Capturing Wildlife - Point of View

When photographing wildlife, your position relative to the subject's can make a huge difference in the appearance of the image. To illustrate this, I use several photos of a green iguana taken recently. Not a dramatic scenario, but the images can reveal subtle, yet obvious affects when you move around a subject. Fortunately, this subject stayed still mostly and allowed me to come close (within 15 feet).

Take a look at the two images above, both shot from the same point of view. Both are unedited so you can see the initial results out of the camera. You can see that the sunlight is coming from the left over my shoulder. This is most evident in the second photo where the iguana turned it head and his profile became shadowed. I wanted to get some good shots of this big guy, but was not happy with that vantage point for several reasons. First, side light can be tricky, so I wanted to move into a position that would place the sun more directly behind me and give me more leverage when the animal moved its head in different directions. Second, I wanted a frontal view of the iguana and isolate its head and neck region. And third, I did not like the background. Moving myself to the left several feet would address each of those issues.

After quietly and slowly moving into position, I took the image above (unedited). You can see the lighting is better, catching the iguana's profile nicely. But I still have a messy background and blades of grass in the foreground interfered with the profile. Getting closer was one possible solution to isolate the profile; here's the next result (also unedited) after I moved in a couple feet (BTW, I was sitting on the ground at eye level).

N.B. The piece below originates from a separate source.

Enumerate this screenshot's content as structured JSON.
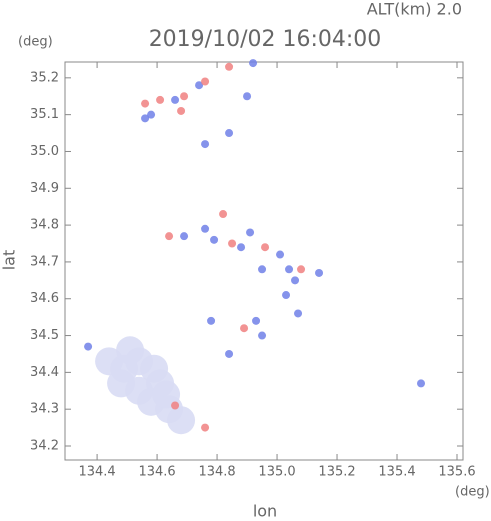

You can still see the out-of-focus grasses in the top right corner, but at least now, more of the frame is filled with the iguana profile, thus, minimizing the background. But I was still not happy with the results. The photo above is one of a million shots of an iguana. Cool to look at, but I wanted something more compelling. I moved to the left some more. The iguana started making gestures that indicated he was feeling threatened. Male green iguanas are territorial and will bob their head up and down to flaunt their dewlap (what you see in the first photo).To capture this, I needed a vertical angle. In addition, going vertical would help isolate the iguana from its surroundings. Here's the next result (edited, without cropping).

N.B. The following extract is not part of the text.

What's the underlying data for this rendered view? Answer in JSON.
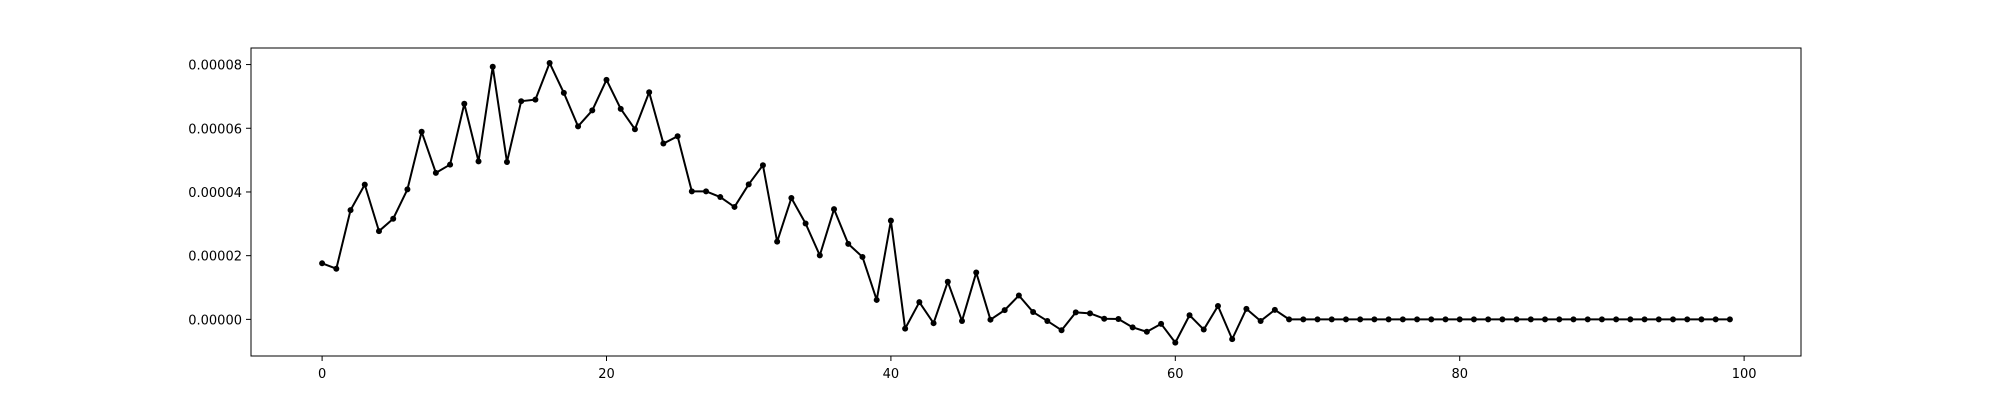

I liked this one much better, the background is cleaner and you can barely tell there are out-of-focus grasses in the top right area of the shot. The animal is giving me its classic stare, you can see its dewlap folded in front and those large bulbous jowls with the subtempanic shields are amazing! I really like how the high angle of the sun casts shadows within the folds of its chin. Soon after, the iguana lost its patience and slowly turned away to move on. He walked in a direction that kept him in full sunlight and I was able to capture one last display of dominance (edited with no cropping).

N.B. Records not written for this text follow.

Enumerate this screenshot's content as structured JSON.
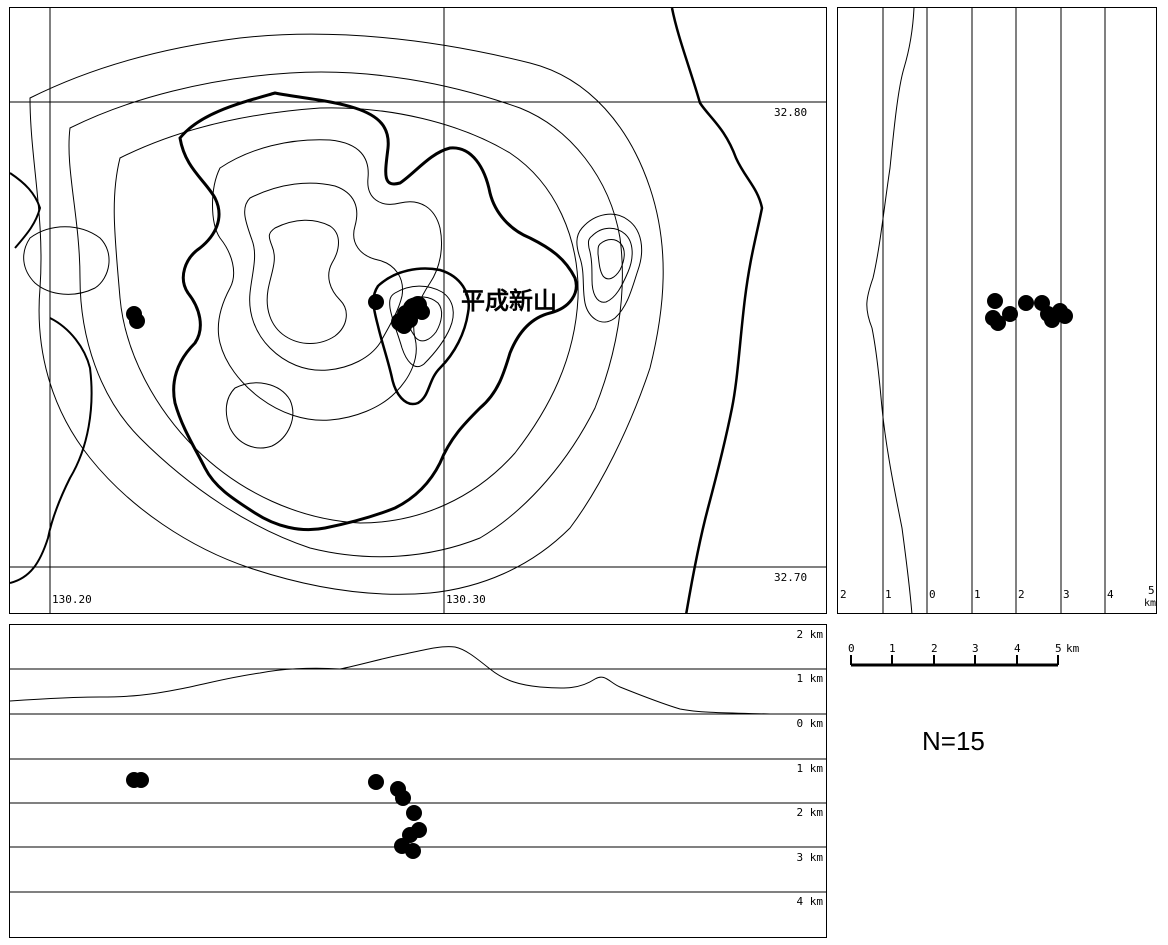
{
  "map": {
    "lat_labels": [
      "32.80",
      "32.70"
    ],
    "lon_labels": [
      "130.20",
      "130.30"
    ],
    "place_label": "平成新山"
  },
  "ns_section": {
    "tick_labels": [
      "2",
      "1",
      "0",
      "1",
      "2",
      "3",
      "4",
      "5"
    ],
    "unit": "km"
  },
  "depth_section": {
    "labels": [
      "2 km",
      "1 km",
      "0 km",
      "1 km",
      "2 km",
      "3 km",
      "4 km"
    ]
  },
  "scale_bar": {
    "ticks": [
      "0",
      "1",
      "2",
      "3",
      "4",
      "5"
    ],
    "unit": "km"
  },
  "count_label": "N=15",
  "colors": {
    "line": "#000000",
    "background": "#ffffff",
    "hypocenter": "#000000"
  }
}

He then gave me one more classic iguana side glance before moving on into the shadows of the brush (also edited, with no cropping).

The bottom line is that sometimes, you have to negotiate your position in order to achieve the best angle. Look around you, pay attention to the sunlight direction and the surroundings near the animal. Background should always be considered. The way you approach a wild animal will also determine the success. It goes without saying, always approach animals with care and caution, not just for your own safety but to not scare the animal away. Animals will flee in fear, but they sometimes react aggressively, so you just have to stay aware. The more you understand animal behavior, the better.